# Gym Attire for Women



## Pantobabe (Dec 3, 2013)

Hello everyone,

Just wondering whether you can help me- I'm moving over to Dubai and I am a very keen gym goer. I've heard some stories that women in the gym have to have both their legs and shoulders covered whilst at the gym (I.e tshirts and leggings) could someone help confirm if this is true, or wether it is acceptable to wear shorts and tank tops also?
Thanks for your help


----------



## BedouGirl (Sep 15, 2011)

Pantobabe said:


> Hello everyone, Just wondering whether you can help me- I'm moving over to Dubai and I am a very keen gym goer. I've heard some stories that women in the gym have to have both their legs and shoulders covered whilst at the gym (I.e tshirts and leggings) could someone help confirm if this is true, or wether it is acceptable to wear shorts and tank tops also? Thanks for your help


Gym wear for women here is no different to anywhere else.


----------



## Pantobabe (Dec 3, 2013)

BedouGirl said:


> Gym wear for women here is no different to anywhere else.

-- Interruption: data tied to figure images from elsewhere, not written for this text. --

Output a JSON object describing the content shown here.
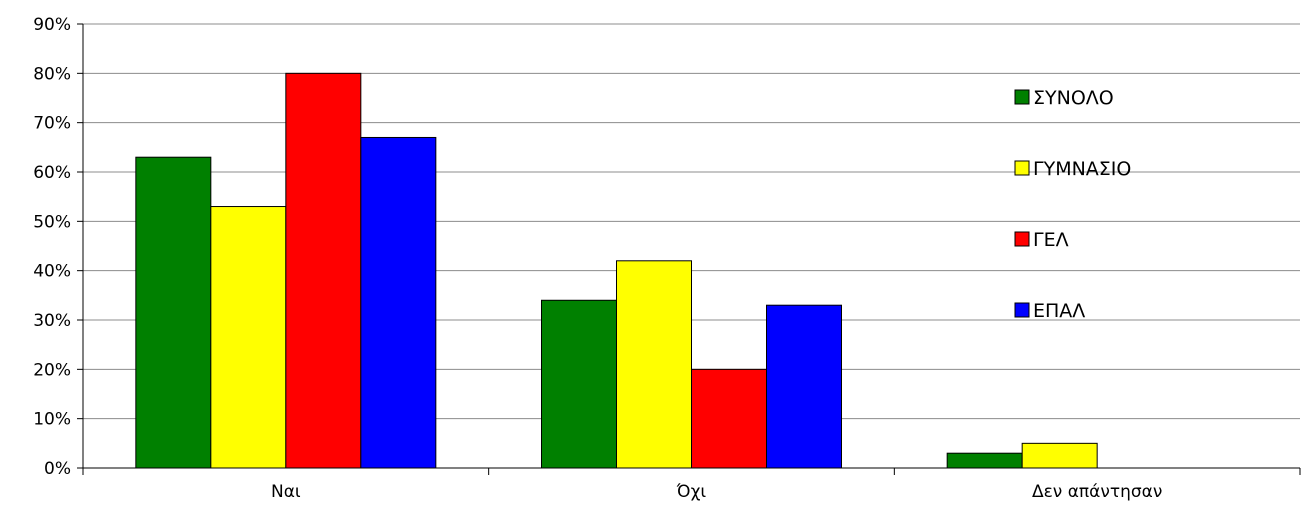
{
  "chart_data": {
    "type": "bar",
    "title": "",
    "xlabel": "",
    "ylabel": "",
    "categories": [
      "Ναι",
      "Όχι",
      "Δεν απάντησαν"
    ],
    "series": [
      {
        "name": "ΣΥΝΟΛΟ",
        "color": "#008000",
        "values": [
          63,
          34,
          3
        ]
      },
      {
        "name": "ΓΥΜΝΑΣΙΟ",
        "color": "#FFFF00",
        "values": [
          53,
          42,
          5
        ]
      },
      {
        "name": "ΓΕΛ",
        "color": "#FF0000",
        "values": [
          80,
          20,
          0
        ]
      },
      {
        "name": "ΕΠΑΛ",
        "color": "#0000FF",
        "values": [
          67,
          33,
          0
        ]
      }
    ],
    "ylim": [
      0,
      90
    ],
    "yticks": [
      "0%",
      "10%",
      "20%",
      "30%",
      "40%",
      "50%",
      "60%",
      "70%",
      "80%",
      "90%"
    ],
    "grid": true,
    "legend": "right"
  }
}
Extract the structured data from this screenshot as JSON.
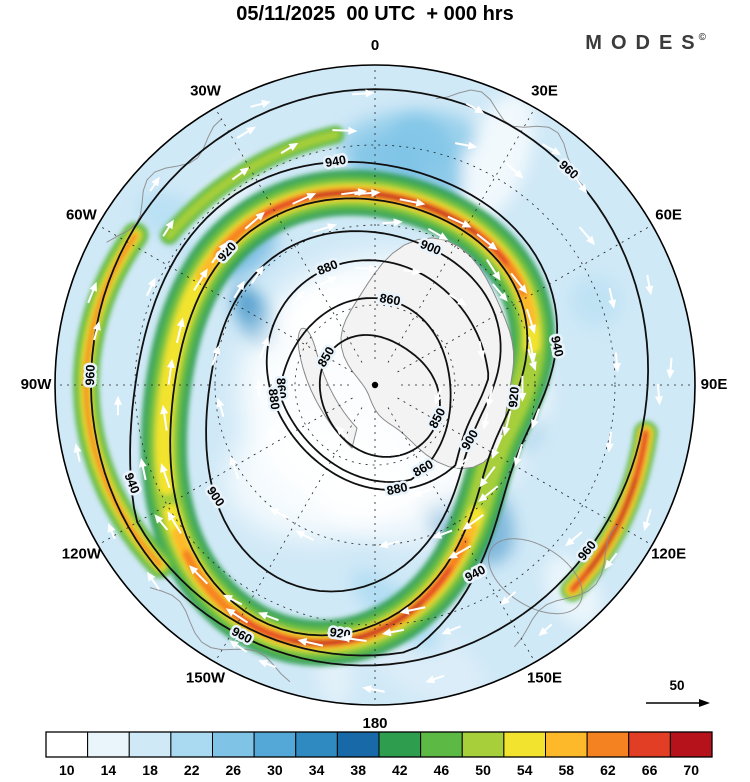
{
  "header": {
    "title": "05/11/2025  00 UTC  + 000 hrs",
    "brand": "MODES",
    "brand_mark": "©"
  },
  "chart_data": {
    "type": "heatmap",
    "title": "05/11/2025  00 UTC  + 000 hrs",
    "description": "South polar stereographic map of wind speed (shaded), height contours (black lines) and wind direction arrows (white)",
    "projection": "polar_stereographic_south",
    "longitude_labels": [
      {
        "label": "0",
        "azimuth_deg": 0
      },
      {
        "label": "30E",
        "azimuth_deg": 30
      },
      {
        "label": "60E",
        "azimuth_deg": 60
      },
      {
        "label": "90E",
        "azimuth_deg": 90
      },
      {
        "label": "120E",
        "azimuth_deg": 120
      },
      {
        "label": "150E",
        "azimuth_deg": 150
      },
      {
        "label": "180",
        "azimuth_deg": 180
      },
      {
        "label": "150W",
        "azimuth_deg": 210
      },
      {
        "label": "120W",
        "azimuth_deg": 240
      },
      {
        "label": "90W",
        "azimuth_deg": 270
      },
      {
        "label": "60W",
        "azimuth_deg": 300
      },
      {
        "label": "30W",
        "azimuth_deg": 330
      }
    ],
    "contour_labels": [
      850,
      860,
      880,
      900,
      920,
      940,
      960
    ],
    "colorbar": {
      "orientation": "horizontal",
      "tick_labels": [
        10,
        14,
        18,
        22,
        26,
        30,
        34,
        38,
        42,
        46,
        50,
        54,
        58,
        62,
        66,
        70
      ],
      "colors": [
        "#ffffff",
        "#e9f4fb",
        "#d0e9f7",
        "#aadaf1",
        "#7fc3e6",
        "#54a8d8",
        "#2f8ac2",
        "#1769a8",
        "#2e9d4e",
        "#5cb944",
        "#a6cf3a",
        "#f2e32f",
        "#fdb92a",
        "#f58220",
        "#e23d25",
        "#b5121b"
      ]
    },
    "reference_arrow_label": "50",
    "graticule": {
      "meridian_step_deg": 30,
      "style": "dashed"
    },
    "pole_marker": true
  }
}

Excellent, just what I wanted to hear. Thanks!


----------



## Vesper007 (Mar 31, 2014)

Yup, agree with BedouGirl. Also, some gyms have a "ladies only" gym located in the female locker room. It is usually those gyms where you find local ladies that follow a more modest style when working out. However, I've gone into those too in shorts and a tank top and nothing wrong.


----------



## BringBackBuck8 (Sep 20, 2013)

I see no difference from the UK to the gyms here; if anything I think the women at my gym back home dressed with greater modesty.


----------



## Ogri750 (Feb 14, 2008)

There is a woman at the gym I use that wears less to the gym than my wife does to bed.

That is a comment, not a complaint


----------